Tiba-tiba, terdengar suara televise dinyalakan dari bawah. Fatih segera beranjak keluar kamar, mengintip.
“Papa!” Pekiknya begitu melihat orang yang tengah duduk di ruang tengah.
“Hei, belum tidur?” Farhan mendongakkan kepalanya.
Fatih tak menjawab, ia gegas turun. Hipotesa yang ia pikirkan mungkin saja salah, tapi mungkin juga benar. Karena itu, ia butuh berbicara dengan orang yang sedikit tahu tentang fakta kasus itu di masa lalu.
“Ada apa?” Farhan mengernyit, mendapati putranya berlarian turun dari tangga hanya untuk menemuinya.
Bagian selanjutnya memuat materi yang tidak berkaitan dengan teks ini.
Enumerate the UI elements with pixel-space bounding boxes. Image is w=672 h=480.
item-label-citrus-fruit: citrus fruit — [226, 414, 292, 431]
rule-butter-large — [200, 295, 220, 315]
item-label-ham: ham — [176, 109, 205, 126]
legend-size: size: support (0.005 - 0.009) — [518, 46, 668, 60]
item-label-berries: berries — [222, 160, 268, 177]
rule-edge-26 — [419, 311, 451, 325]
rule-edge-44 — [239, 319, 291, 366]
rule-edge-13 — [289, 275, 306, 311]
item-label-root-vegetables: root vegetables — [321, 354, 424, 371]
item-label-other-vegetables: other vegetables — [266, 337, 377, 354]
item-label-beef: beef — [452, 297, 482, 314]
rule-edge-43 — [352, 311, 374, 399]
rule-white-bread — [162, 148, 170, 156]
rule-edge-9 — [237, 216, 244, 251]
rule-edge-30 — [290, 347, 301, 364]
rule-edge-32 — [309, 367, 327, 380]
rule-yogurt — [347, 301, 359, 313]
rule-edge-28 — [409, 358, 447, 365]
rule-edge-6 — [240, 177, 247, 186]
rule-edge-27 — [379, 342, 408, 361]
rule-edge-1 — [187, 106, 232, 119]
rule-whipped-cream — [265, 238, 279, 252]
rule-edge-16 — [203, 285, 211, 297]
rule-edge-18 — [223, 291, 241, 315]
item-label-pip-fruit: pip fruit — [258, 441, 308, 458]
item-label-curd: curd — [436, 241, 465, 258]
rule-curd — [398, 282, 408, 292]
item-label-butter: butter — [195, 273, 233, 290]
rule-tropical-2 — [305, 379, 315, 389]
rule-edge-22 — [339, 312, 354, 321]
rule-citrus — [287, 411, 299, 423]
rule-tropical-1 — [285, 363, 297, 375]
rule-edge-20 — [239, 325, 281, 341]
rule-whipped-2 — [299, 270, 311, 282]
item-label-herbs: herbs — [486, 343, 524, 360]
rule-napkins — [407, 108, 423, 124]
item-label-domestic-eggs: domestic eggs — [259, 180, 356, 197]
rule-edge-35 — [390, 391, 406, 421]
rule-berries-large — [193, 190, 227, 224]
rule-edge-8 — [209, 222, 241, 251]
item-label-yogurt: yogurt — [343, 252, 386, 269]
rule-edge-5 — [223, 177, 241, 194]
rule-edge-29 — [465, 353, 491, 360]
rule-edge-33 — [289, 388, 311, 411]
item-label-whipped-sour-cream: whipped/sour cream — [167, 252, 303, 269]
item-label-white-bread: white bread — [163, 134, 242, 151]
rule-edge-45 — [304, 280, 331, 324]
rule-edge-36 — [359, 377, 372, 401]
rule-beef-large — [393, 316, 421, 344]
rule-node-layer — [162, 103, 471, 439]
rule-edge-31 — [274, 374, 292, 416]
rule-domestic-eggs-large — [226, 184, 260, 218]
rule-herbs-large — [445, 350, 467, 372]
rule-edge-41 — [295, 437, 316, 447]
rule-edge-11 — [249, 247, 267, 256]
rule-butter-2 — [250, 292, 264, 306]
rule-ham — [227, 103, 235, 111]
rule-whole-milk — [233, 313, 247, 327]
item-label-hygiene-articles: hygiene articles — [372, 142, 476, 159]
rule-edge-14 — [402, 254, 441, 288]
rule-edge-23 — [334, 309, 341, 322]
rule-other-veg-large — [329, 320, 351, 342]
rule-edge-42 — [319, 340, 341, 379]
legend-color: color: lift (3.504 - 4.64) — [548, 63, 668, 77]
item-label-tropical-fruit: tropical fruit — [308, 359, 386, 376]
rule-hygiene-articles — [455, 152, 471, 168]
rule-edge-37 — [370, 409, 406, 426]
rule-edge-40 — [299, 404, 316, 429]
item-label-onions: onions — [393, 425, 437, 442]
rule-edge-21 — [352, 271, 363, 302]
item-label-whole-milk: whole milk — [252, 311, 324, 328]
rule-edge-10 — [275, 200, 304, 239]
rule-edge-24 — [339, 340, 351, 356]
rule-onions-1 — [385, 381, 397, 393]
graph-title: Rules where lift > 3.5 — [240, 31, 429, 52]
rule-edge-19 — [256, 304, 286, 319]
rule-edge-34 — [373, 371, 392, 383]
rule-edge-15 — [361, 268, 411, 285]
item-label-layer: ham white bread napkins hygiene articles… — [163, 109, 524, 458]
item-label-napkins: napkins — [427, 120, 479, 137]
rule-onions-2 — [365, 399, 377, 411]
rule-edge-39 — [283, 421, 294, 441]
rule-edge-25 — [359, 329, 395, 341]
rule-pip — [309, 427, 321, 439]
“Soal cerita Papa waktu itu…” Fatih sudah duduk di sofa, bersebelahan dengan Farhan. “Sepertinya ada alasan kenapa orang-orang yang Papa lihat itu ingin melenyapkan barang-barang Dokter Wirahadi.”
“Kamu masih tertarik dengan kasus itu, Tih? Sudahlah, itu sudah cerita lama. Atau… kamu tertarik karena berkaitan dengan Om Bambang?” Farhan menatap putranya penuh selidik.
Fatih menggeleng kuat. “Ini lebih rumit dari kelihatannya, Pa. Yah… karena Nera juga sempat mencemaskan sesuatu terkait kasus ini, sih.”
“Hm… memangnya kenapa?” Mau tak mau, Farhan ikut tertarik.
“Sepertinya, orang-orang yang Papa lihat waktu itu ingin melenyapkan bukti.”
“Hah? Apa maksudmu?” Alis Farhan semakin bertaut. Kini, kulit dahinya bahkan terlihat berlipat-lipat.
“BIsa jadi, kasus penggelapan dana itu sebenarnya adalah kasus yang sengaja diangkat buat menutupi kasus besar lainnya.” Fatih terlihat semakin antusias.
“Hei, kebanyakan nonton drama kamu, ya? Jangan bercanda, Tih!” Farhan memalingkan muka, kembali menatap layar televisi. Ia terlihat tak suka dengan opini putranya.
“Ini serius, Pa!” Fatih menarik lengan Farhan, meminta papanya kembali fokus pada dirinya. “Hipotesa itu justru mengaitkan semua kejadian, Pa.”
Farhan masih menatap putranya. Tak bereaksi apapun. Tapi, setitik kepercayaan mulai muncul di dalam dirinya.